Because of her dual citizenship she and her mother were able to stay in Ghana during the pandemic. This past May, in an effort to keep kids safe while traveling to school she donated a minivan to a school for teens with autism in Ghana.

“Since they will be viewed as different or strange or cursed, they’re an easy target for harm and for bullying, so I wanted to eliminate that all in one go,” Tayui said.

All of this is part of two advocacy programs she launched this spring —  The World Through Their Eyes and Leading Voices for the Voiceless. The latter is a program that includes support from two former presidents of Ghana. John Agyekum Kufuor and John Dramani Mahama both blended lending their high profiles to the cause.

“I needed to partner with people whom I knew I would be seen and heard regardless,” Tayui said.

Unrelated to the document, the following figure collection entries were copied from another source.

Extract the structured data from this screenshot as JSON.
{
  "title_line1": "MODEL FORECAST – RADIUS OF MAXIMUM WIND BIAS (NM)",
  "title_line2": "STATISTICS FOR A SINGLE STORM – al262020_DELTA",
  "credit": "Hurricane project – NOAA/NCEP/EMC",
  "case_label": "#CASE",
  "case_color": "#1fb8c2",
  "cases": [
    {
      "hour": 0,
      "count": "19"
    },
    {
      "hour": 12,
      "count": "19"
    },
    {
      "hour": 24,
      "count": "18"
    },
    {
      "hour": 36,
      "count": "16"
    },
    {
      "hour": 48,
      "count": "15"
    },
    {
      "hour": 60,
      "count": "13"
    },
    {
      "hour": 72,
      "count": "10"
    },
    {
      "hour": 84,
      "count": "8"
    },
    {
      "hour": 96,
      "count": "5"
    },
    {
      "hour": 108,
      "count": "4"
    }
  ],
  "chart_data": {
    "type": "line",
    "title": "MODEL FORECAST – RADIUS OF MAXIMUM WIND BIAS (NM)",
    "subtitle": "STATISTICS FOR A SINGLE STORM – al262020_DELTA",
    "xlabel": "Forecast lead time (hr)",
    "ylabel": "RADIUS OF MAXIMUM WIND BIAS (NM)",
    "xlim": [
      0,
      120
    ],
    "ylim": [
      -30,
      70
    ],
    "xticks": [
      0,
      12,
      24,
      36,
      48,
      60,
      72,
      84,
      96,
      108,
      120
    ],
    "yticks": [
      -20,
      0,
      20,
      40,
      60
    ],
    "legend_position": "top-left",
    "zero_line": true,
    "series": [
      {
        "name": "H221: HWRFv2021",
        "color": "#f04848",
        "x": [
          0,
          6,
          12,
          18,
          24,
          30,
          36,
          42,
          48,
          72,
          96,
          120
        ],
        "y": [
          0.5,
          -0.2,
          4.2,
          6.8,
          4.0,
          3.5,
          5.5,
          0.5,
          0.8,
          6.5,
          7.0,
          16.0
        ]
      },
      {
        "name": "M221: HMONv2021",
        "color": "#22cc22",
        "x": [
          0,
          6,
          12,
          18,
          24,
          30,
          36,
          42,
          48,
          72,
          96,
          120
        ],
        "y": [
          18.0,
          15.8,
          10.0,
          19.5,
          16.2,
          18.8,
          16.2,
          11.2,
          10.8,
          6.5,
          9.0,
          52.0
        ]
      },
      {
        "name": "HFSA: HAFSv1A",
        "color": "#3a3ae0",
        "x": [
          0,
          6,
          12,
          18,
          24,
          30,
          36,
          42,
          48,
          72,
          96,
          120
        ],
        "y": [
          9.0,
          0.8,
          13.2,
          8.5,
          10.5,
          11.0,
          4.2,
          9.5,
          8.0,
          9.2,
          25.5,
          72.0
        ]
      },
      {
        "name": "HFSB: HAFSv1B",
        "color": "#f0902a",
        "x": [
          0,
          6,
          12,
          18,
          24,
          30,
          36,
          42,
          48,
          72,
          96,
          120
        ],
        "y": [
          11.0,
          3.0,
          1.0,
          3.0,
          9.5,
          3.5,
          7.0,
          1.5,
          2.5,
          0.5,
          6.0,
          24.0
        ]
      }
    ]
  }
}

Tayui said she hopes her new platforms teach compassion, inclusivity and early intervention. but outside of America, there is still quite a bit of work to be done. 

“It starts with us, it doesn’t just start with one person, we all have to come together as a collective unit and do something about it,” Tayui said.

Tayui said she plans to spread her message beyond Ghana, working to better the lives of children with autism all over the world.